For reading convenience, the files are blocked into groups of four chapters each, with an average word count per file of 2500-3000 words.
This novella is intended for League of Legends players of all ages. There is no hard profanity or explicit sexual content. There is some violence. Please enjoy.
[0] South Acorn, Middle of Nowhere—Prologue
Sometimes the most exceptional events transpire at the most mundane of places. Sometimes even the most unusual of characters get drawn into the same types of clichéd melodrama as the common man.
It was a chilly, grey, and windy day, the kind that rarely blows any good. In that backward armpit border march of Demacia called Gorfia, with the weather smelling very much like rain, travellers hastened to find shelter, lest they receive a cold soaking. In the case of the crossroad village of South Acorn, the most hospitable place for a weary traveller to find rest was the aging and rustic but still somewhat decadent Old Glory Inn.
Old Glory had once been a hunting lodge for a long-dead margrave by the name of William, known as William the Good, and its spacious rooms and halls were designed to accommodate a fair-sized war party. The main hall and the suite formerly for the use of the margrave were traditionally left empty, on account of the lack of custom from the merchants and travellers passing through the region, who usually opted to stay in Gorfia Town itself. Also, these rooms were haunted.

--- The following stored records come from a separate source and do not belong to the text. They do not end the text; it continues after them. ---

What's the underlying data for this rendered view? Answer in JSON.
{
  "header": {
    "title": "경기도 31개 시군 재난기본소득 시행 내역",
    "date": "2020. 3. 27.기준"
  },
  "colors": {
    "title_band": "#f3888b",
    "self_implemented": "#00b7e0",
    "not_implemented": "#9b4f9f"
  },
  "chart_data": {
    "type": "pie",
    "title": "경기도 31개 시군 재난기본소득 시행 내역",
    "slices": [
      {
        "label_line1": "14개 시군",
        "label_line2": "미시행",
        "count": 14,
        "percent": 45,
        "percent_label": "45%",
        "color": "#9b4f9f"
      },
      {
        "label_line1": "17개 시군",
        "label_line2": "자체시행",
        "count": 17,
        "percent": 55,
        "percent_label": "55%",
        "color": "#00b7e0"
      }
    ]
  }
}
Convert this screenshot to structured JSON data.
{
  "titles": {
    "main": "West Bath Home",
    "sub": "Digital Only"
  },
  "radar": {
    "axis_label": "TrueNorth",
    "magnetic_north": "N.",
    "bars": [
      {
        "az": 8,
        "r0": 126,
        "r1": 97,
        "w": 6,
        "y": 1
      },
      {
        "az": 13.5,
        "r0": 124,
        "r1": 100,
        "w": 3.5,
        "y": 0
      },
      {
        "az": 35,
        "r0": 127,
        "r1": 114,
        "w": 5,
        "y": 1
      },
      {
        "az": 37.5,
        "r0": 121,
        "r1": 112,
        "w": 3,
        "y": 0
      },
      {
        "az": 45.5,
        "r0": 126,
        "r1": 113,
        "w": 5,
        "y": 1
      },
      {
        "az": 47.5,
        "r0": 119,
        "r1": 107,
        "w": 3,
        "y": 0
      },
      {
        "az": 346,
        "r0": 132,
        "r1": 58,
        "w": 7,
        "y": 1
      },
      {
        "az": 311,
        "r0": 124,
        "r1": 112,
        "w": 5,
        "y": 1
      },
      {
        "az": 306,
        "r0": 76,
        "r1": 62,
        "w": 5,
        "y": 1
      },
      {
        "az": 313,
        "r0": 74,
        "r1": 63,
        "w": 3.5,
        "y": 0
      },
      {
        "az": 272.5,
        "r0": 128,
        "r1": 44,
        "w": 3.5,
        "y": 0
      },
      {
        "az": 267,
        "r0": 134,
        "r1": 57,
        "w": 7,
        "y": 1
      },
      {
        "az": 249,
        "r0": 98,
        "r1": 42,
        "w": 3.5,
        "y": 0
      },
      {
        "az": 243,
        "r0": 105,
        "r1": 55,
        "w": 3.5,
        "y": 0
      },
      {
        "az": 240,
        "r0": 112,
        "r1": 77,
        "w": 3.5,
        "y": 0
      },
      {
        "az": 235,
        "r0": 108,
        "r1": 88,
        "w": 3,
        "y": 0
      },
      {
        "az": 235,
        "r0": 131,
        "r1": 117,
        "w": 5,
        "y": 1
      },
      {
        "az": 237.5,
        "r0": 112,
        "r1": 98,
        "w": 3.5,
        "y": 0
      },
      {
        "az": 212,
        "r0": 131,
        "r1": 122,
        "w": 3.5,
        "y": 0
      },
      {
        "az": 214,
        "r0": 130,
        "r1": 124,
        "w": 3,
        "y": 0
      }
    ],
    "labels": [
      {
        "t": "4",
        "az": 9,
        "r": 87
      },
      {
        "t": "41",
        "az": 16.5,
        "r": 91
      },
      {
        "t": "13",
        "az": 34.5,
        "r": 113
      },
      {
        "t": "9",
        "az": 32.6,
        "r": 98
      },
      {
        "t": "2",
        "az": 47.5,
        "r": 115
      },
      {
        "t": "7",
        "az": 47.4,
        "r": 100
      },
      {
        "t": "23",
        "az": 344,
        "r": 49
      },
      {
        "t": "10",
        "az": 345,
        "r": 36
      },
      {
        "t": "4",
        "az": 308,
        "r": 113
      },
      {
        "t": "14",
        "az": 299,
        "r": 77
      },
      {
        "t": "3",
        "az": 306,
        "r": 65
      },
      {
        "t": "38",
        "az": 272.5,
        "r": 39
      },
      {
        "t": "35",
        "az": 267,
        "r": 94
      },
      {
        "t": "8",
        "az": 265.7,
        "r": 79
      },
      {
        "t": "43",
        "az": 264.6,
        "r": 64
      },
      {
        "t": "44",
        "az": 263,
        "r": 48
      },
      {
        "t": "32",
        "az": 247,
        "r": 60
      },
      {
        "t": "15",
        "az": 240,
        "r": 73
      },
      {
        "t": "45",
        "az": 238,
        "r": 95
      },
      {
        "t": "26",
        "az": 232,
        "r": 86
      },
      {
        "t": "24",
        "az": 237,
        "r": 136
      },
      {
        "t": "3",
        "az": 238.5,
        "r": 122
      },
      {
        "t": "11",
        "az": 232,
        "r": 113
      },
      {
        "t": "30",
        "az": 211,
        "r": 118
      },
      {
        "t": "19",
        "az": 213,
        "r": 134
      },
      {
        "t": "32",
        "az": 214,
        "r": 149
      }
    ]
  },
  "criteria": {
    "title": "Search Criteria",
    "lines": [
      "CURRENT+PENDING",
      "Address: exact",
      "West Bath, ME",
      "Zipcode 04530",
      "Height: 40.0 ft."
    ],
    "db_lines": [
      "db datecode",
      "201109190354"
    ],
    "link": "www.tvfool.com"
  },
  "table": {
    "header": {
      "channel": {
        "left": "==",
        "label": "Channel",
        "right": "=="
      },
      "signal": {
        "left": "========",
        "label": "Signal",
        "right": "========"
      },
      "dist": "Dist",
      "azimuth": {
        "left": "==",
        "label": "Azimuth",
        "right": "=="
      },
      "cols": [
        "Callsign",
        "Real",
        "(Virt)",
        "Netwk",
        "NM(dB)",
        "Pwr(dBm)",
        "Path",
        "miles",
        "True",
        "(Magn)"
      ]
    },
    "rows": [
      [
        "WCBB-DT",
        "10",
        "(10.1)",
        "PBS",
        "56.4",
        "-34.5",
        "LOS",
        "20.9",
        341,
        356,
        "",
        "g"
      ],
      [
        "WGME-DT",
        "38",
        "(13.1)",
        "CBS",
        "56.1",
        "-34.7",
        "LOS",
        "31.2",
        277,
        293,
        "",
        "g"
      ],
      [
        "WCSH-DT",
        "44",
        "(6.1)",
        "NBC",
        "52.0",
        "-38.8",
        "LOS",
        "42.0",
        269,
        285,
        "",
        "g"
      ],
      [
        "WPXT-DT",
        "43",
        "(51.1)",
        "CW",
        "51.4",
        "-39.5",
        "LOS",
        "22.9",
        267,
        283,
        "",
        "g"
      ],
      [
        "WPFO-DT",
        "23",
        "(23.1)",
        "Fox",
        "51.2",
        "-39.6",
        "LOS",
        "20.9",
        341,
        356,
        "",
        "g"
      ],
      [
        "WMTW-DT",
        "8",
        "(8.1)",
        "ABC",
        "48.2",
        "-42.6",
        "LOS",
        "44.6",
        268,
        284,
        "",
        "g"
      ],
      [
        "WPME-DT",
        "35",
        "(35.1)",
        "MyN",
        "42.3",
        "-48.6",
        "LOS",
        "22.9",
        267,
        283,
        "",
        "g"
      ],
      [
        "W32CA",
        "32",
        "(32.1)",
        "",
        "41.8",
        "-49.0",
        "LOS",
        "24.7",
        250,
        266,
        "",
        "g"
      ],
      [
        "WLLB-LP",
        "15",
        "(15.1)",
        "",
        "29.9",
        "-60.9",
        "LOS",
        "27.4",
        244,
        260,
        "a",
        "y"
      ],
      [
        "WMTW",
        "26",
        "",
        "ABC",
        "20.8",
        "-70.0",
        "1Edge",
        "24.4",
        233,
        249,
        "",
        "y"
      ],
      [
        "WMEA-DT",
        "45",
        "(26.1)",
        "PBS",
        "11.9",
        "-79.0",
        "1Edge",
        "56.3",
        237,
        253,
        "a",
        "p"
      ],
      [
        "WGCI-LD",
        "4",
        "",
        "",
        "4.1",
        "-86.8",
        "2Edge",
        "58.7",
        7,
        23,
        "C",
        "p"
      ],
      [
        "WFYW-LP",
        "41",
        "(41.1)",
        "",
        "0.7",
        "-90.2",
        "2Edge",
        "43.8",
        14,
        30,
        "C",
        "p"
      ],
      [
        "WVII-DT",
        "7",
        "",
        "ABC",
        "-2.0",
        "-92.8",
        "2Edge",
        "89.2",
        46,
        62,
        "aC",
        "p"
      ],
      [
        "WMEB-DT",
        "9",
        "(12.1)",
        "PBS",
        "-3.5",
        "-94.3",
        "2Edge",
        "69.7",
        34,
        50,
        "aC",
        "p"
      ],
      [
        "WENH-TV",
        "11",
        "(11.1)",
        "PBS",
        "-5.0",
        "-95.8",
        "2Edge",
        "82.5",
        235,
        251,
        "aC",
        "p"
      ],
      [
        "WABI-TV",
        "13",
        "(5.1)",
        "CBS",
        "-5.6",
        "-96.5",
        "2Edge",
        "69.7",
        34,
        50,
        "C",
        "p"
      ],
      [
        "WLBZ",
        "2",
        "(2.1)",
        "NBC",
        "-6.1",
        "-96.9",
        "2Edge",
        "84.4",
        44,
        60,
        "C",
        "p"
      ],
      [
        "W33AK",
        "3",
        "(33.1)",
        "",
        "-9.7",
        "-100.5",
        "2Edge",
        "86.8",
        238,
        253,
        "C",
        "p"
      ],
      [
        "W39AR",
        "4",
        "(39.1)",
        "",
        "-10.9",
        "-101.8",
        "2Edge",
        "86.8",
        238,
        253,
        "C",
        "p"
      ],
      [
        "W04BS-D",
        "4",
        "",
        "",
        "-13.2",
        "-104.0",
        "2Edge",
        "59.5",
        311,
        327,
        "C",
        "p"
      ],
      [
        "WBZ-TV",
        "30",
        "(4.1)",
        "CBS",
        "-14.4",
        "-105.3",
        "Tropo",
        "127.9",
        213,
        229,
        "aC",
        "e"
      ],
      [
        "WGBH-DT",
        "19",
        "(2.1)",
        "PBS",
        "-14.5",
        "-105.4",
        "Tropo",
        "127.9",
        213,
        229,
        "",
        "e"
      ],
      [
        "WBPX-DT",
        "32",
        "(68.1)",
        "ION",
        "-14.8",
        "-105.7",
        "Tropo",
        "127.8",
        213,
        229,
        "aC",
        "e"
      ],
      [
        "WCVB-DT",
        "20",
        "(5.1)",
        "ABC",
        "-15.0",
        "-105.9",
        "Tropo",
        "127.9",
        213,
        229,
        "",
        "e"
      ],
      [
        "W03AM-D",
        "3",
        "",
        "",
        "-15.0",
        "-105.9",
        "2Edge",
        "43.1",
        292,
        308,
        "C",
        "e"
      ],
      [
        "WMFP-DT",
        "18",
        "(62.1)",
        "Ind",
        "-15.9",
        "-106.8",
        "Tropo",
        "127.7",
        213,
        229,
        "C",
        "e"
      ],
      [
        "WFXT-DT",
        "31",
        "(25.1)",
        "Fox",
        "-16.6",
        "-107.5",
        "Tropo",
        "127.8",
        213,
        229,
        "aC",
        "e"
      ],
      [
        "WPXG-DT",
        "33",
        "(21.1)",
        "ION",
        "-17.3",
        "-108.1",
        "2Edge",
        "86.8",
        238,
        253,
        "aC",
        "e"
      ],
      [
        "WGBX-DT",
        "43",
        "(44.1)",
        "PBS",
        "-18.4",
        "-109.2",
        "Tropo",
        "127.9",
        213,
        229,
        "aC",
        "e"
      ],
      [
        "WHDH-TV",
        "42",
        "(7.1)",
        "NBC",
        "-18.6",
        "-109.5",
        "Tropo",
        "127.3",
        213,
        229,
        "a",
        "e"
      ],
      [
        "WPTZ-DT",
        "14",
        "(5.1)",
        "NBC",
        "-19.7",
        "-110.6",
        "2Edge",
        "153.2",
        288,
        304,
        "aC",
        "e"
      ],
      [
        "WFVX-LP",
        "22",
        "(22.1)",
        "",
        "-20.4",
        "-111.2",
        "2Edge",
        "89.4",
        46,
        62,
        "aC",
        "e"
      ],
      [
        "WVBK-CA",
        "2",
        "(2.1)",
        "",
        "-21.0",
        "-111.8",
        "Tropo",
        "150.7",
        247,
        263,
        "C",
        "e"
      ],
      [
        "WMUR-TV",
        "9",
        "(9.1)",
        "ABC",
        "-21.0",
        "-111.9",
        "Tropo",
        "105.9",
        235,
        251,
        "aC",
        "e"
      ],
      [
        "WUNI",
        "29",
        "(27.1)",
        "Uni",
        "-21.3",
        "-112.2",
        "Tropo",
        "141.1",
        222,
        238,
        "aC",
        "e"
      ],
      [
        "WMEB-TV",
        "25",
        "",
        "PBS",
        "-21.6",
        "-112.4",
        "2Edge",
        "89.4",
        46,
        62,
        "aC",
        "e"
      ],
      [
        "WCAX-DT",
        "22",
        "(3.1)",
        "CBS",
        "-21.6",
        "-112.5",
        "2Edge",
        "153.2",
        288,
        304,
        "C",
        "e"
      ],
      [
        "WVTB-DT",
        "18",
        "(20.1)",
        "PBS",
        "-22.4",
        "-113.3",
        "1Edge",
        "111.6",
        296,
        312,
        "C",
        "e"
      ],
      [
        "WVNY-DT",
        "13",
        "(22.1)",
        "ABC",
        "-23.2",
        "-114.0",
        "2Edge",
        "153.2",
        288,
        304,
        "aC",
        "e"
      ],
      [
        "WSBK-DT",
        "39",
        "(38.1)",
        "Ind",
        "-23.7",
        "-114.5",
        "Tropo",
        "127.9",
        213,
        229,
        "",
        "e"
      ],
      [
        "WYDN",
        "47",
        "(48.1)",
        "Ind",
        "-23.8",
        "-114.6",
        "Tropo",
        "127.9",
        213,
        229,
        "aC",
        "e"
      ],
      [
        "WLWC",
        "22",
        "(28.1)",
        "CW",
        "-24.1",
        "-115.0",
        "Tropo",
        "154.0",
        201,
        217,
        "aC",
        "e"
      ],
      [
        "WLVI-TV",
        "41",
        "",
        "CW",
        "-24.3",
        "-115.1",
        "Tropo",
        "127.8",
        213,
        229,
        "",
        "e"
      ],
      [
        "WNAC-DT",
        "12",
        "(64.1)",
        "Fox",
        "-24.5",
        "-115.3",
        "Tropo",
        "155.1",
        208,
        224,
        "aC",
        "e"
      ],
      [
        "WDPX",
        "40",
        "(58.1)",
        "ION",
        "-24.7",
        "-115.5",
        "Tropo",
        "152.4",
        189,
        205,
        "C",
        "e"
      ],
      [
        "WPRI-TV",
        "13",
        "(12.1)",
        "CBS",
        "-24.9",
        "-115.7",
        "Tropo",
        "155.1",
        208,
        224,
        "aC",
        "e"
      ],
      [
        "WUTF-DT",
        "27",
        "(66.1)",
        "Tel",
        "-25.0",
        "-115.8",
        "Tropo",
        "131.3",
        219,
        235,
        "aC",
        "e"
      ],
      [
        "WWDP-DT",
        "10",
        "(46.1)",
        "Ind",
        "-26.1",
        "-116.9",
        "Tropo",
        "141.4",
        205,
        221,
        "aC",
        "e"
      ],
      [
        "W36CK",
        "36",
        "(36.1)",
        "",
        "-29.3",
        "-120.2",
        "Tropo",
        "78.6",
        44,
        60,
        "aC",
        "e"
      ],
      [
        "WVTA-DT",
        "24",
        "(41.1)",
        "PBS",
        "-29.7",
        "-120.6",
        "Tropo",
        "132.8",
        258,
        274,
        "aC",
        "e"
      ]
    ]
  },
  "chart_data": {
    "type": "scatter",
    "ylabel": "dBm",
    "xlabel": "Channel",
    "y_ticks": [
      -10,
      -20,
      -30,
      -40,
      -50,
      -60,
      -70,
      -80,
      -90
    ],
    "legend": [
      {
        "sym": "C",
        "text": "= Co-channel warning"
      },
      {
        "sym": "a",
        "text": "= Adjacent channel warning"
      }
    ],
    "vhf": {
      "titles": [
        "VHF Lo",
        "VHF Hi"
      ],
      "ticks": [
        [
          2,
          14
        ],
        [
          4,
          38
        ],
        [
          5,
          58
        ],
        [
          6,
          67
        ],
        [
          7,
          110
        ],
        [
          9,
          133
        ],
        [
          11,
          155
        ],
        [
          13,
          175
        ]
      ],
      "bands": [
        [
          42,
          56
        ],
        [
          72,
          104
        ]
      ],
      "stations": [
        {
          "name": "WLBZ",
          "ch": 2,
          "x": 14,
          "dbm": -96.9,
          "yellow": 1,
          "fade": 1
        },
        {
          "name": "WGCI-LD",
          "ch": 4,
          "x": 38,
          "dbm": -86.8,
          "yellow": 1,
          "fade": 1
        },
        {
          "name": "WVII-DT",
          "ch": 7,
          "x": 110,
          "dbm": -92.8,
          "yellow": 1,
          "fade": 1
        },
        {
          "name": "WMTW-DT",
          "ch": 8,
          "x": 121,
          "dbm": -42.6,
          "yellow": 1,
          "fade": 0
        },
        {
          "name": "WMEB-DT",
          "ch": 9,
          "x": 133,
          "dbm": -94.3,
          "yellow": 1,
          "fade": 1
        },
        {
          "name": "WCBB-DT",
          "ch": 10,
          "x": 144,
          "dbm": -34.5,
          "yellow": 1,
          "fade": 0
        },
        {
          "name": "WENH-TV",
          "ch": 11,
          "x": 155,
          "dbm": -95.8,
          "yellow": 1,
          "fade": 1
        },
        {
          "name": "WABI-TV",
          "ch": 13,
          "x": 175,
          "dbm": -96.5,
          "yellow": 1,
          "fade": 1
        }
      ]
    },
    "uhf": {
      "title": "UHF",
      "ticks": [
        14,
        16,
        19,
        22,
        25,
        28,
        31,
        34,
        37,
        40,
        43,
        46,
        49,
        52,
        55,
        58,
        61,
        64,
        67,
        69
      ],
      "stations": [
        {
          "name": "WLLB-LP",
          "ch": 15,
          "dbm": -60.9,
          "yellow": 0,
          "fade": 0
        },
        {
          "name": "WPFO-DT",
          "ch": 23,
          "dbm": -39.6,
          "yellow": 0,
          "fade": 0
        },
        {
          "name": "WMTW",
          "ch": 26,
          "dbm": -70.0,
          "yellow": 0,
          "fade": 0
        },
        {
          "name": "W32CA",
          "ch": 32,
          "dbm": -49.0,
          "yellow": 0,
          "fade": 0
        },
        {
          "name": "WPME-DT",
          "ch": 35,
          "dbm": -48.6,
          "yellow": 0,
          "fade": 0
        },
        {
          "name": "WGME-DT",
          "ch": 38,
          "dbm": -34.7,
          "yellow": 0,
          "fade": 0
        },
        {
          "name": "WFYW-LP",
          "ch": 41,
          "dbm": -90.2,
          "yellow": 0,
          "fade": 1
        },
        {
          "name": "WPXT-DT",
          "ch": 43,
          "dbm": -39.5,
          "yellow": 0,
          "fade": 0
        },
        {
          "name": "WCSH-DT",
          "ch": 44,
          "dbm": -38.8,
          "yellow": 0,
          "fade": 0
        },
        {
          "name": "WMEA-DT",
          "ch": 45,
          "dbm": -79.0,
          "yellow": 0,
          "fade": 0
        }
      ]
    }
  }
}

The servants' hall, however, was a popular watering hole frequented by the numerous local hunters and the occasional Demacian Ranger, and boasted a rough-and-ready clientèle. Arm-wrestling, knife-throwing, and tall-tale-telling were the three most popular pastimes of the regulars, if one does not include time-wasting as a legitimate way to pass the time.
One unusual feature of Old Glory was the large iron cage that hung from a thick branch of an ancient oak within bowshot of the inn's front gate. The travellers hurrying toward the inn paid no attention to the well-dressed old skeleton in the cage. They would after all have the rest of the afternoon to listen to tedious accounts of the local history, once inside and sheltered from the impending storm.